Le requérant estime qu’il appartenait à la [3] de l’informer précisément sur son obligation de résidence en [7].
Or, l’obligation d’information que doit respecter l’organisme lui impose de répondre aux sollicitations de ses allocataires et de délivrer une obligation générale.
En outre, M. [D], en renseignant le « formulaire de déclaration de situation pour les prestations familiales et les aides au logement » qu’il a rempli en 2022, a eu connaissance de l’obligation dans laquelle il se trouvait de signaler spontanément tout changement dans sa situation, ce qu’il n’a pas respecté. Y était également expressément mentionné que « pour bénéficier des prestations familiales, vous et vos enfants devez résider habituellement en France, sauf si votre situation relève des réglements communautaires ou d’accords internationaux ».
L’ensemble de ces éléments, auxquels aucune preuve contraire n’est apportée, justifie de considérer que M. [D] ne répond pas à la condition requise de résidence en [7] plus de 92 jours par an pour prétendre aux prestations servies par la [5].
La [3] démontre le quantum de la dette au moyen d’un tableau récapitulatif des prestations versées pour les périodes auxquellesM. [D] n’y avait plus droit.
La fraude a été retenue à l’encontre de l’allocataire, par décision de la commission des fraudes, que ce dernier n’a pas contestée. La [3] est dès lors bien-fondée à recouvrer l’indu au-delà du délai biennal.
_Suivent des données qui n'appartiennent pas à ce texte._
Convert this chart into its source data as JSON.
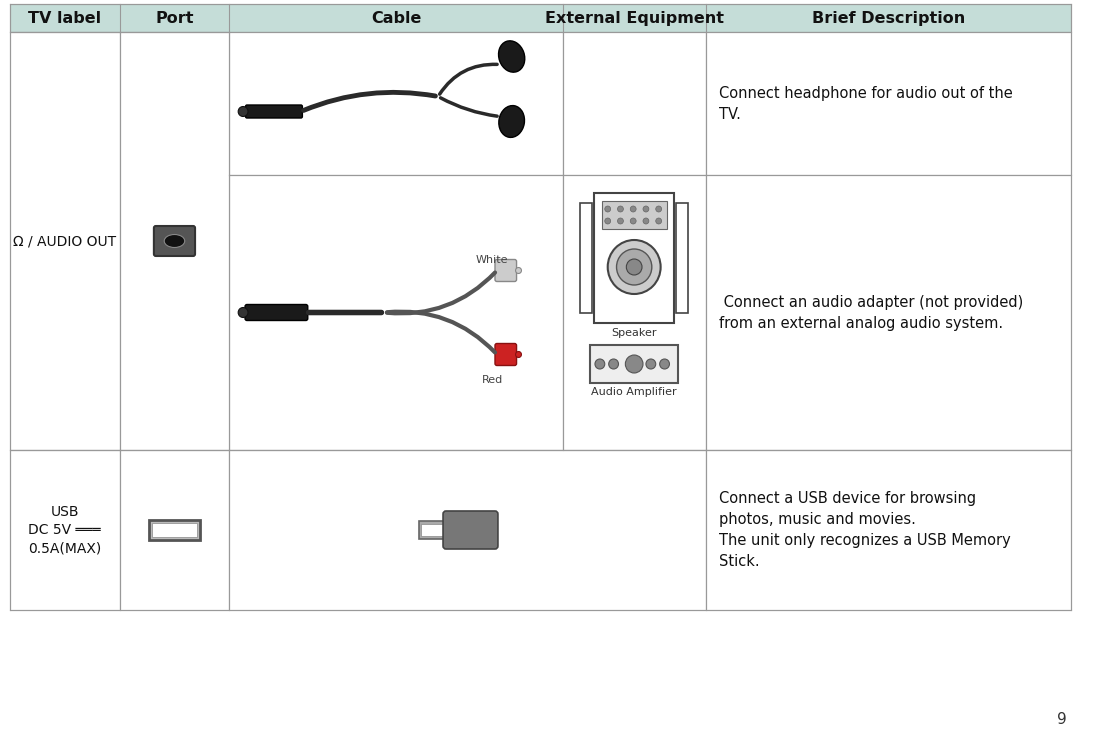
{
  "header_bg": "#c5ddd8",
  "header_text_color": "#111111",
  "body_bg": "#ffffff",
  "border_color": "#999999",
  "header_font_size": 11.5,
  "body_font_size": 10.5,
  "col_headers": [
    "TV label",
    "Port",
    "Cable",
    "External Equipment",
    "Brief Description"
  ],
  "page_number": "9",
  "desc_row1": "Connect headphone for audio out of the\nTV.",
  "desc_row2": " Connect an audio adapter (not provided)\nfrom an external analog audio system.",
  "desc_row3": "Connect a USB device for browsing\nphotos, music and movies.\nThe unit only recognizes a USB Memory\nStick.",
  "audio_label": "/ AUDIO OUT",
  "usb_label_line1": "USB",
  "usb_label_line2": "DC 5V",
  "usb_label_line3": "0.5A(MAX)",
  "speaker_label": "Speaker",
  "amp_label": "Audio Amplifier",
  "white_label": "White",
  "red_label": "Red"
}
La somme de 22 906,53 euros au titre des indus d’allocation adulte handicapé et de majoration pour la vie autonome pour la période dedécembre 2020 à novembre 2023, doit être mise à la charge de M. [D].
La décision d’indu étant validée tant dans son principe que dans son montant, aucune faute imputable à la [3] n’est caractérisée. La demande d’indemnisation de M. [D] ne saurait valablement prospérer et il en sera débouté.
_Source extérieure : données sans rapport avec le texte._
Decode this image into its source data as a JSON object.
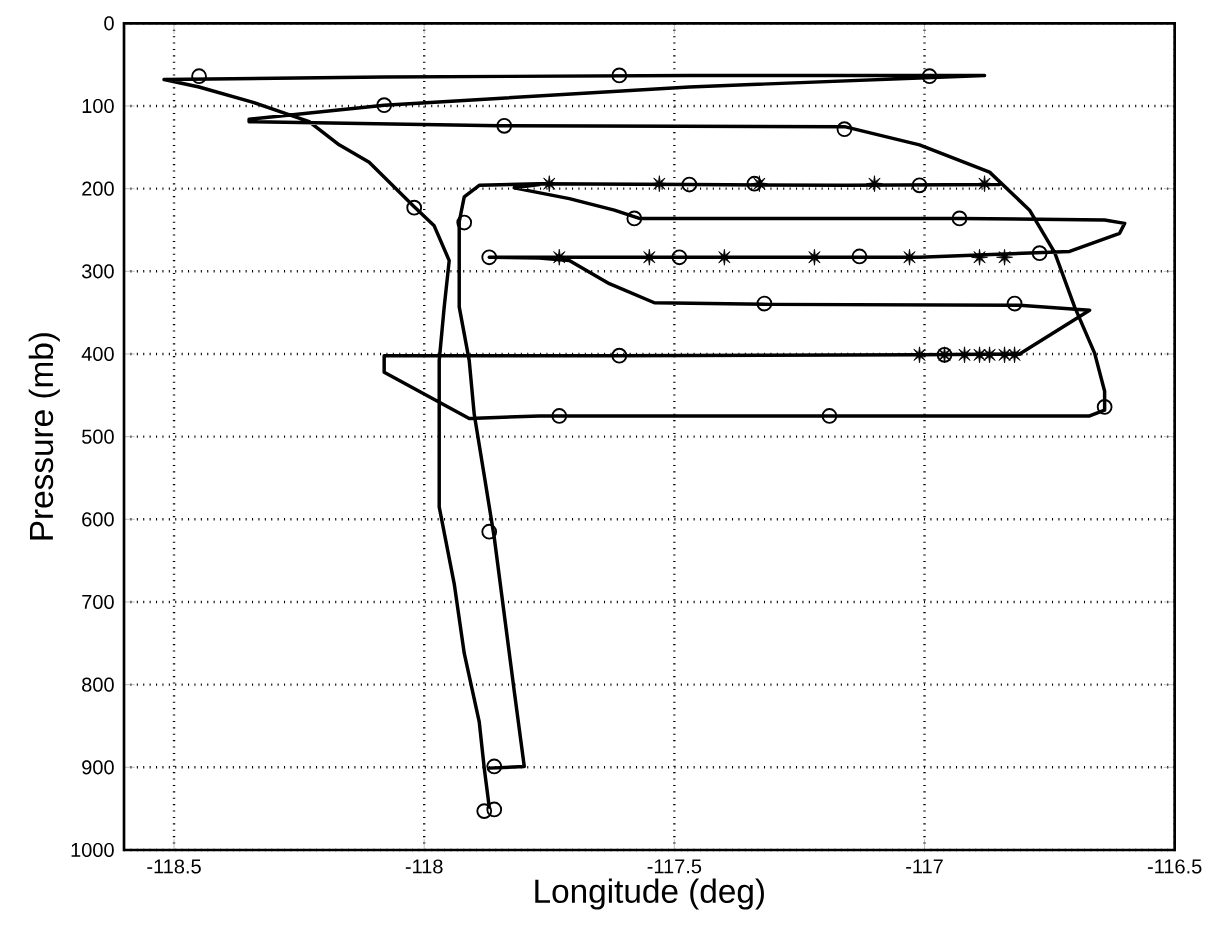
{
  "chart_data": {
    "type": "line",
    "xlabel": "Longitude (deg)",
    "ylabel": "Pressure (mb)",
    "xlim": [
      -118.6,
      -116.5
    ],
    "ylim": [
      1000,
      0
    ],
    "xticks": [
      -118.5,
      -118,
      -117.5,
      -117,
      -116.5
    ],
    "yticks": [
      0,
      100,
      200,
      300,
      400,
      500,
      600,
      700,
      800,
      900,
      1000
    ],
    "grid": true,
    "series": [
      {
        "type": "line",
        "marker": "none",
        "line_style": "solid",
        "color": "#000000",
        "x": [
          -117.87,
          -117.8,
          -117.82,
          -117.84,
          -117.86,
          -117.88,
          -117.9,
          -117.91,
          -117.93,
          -117.93,
          -117.92,
          -117.89,
          -117.77,
          -117.47,
          -117.16,
          -116.85,
          null,
          -117.87,
          -117.88,
          -117.89,
          -117.92,
          -117.94,
          -117.97,
          -117.97,
          -117.96,
          -117.95,
          -117.98,
          -118.02,
          -118.11,
          -118.17,
          -118.23,
          -118.34,
          -118.45,
          -118.52,
          -118.08,
          -117.47,
          -116.88,
          -117.47,
          -118.08,
          -118.35,
          -118.35,
          -117.85,
          -117.16,
          -117.01,
          -116.87,
          -116.79,
          -116.74,
          -116.7,
          -116.66,
          -116.64,
          -116.64,
          -116.67,
          -117.77,
          -117.91,
          -118.08,
          -118.08,
          -117.62,
          -117.01,
          -116.81,
          -116.67,
          -116.81,
          -117.31,
          -117.54,
          -117.63,
          -117.71,
          -117.77,
          -117.87,
          -117.01,
          -116.71,
          -116.61,
          -116.6,
          -116.64,
          -116.93,
          -117.57,
          -117.62,
          -117.71,
          -117.82,
          -117.77
        ],
        "values": [
          901,
          899,
          808,
          715,
          622,
          547,
          473,
          408,
          343,
          240,
          210,
          196,
          194,
          195,
          196,
          195,
          null,
          948,
          901,
          845,
          762,
          678,
          585,
          408,
          343,
          287,
          245,
          222,
          168,
          147,
          119,
          96,
          77,
          68,
          65,
          63,
          63,
          77,
          99,
          116,
          119,
          124,
          125,
          147,
          180,
          226,
          277,
          343,
          399,
          445,
          468,
          475,
          475,
          478,
          422,
          402,
          402,
          401,
          400,
          347,
          341,
          340,
          338,
          315,
          287,
          284,
          283,
          283,
          276,
          254,
          242,
          238,
          236,
          236,
          226,
          212,
          199,
          195
        ]
      },
      {
        "type": "scatter",
        "marker": "circle",
        "color": "#000000",
        "x": [
          -118.45,
          -117.61,
          -116.99,
          -118.08,
          -117.84,
          -117.16,
          -118.02,
          -117.92,
          -117.47,
          -117.34,
          -117.01,
          -117.58,
          -116.93,
          -117.87,
          -117.49,
          -117.13,
          -116.77,
          -117.32,
          -116.82,
          -117.61,
          -116.96,
          -116.64,
          -117.73,
          -117.19,
          -117.87,
          -117.86,
          -117.88,
          -117.86
        ],
        "values": [
          64,
          63,
          64,
          99,
          124,
          128,
          223,
          241,
          195,
          194,
          196,
          236,
          236,
          283,
          283,
          282,
          278,
          339,
          339,
          402,
          401,
          464,
          475,
          475,
          615,
          899,
          953,
          951
        ]
      },
      {
        "type": "scatter",
        "marker": "star",
        "color": "#000000",
        "x": [
          -117.75,
          -117.53,
          -117.33,
          -117.1,
          -116.88,
          -117.73,
          -117.55,
          -117.4,
          -117.22,
          -117.03,
          -116.89,
          -116.84,
          -117.01,
          -116.96,
          -116.92,
          -116.89,
          -116.87,
          -116.84,
          -116.82
        ],
        "values": [
          194,
          194,
          194,
          194,
          194,
          283,
          283,
          283,
          283,
          283,
          283,
          283,
          401,
          401,
          401,
          401,
          401,
          401,
          401
        ]
      }
    ]
  }
}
En l’absence de tout élément communiqué par M. [D] pour étayer l’allégation selon laquelle il se trouverait dans une situation précaire, les demandes tant de remise de dette que d’échelonnement seront rejetées.
Enfin, M. [D] succombant à la présente instance, sera tenu d’en supporter les dépens sur le fondement de l’article 696 du code de procédure civile, et sera débouté de sa demande au titre des frais irrépétibles.
PAR CES MOTIFS
Le tribunal, statuant publiquement, par décision contradictoire et en premier ressort,
DEBOUTE [H] [D] de l’ensemble de ses demandes.
CONDAMNE [H] [D] à verser à la [6] la somme de 22 906,53 euros au titre de l’indu de prestations familiales pour la période de décembre 2020 à novembre 2023.
DIT que les dépens seront supportés par [H] [D].
En foi de quoi, le présent jugement a été mis à disposition au greffe et signé par Albane OLIVARI, présidente et Sophie RAOU, greffière.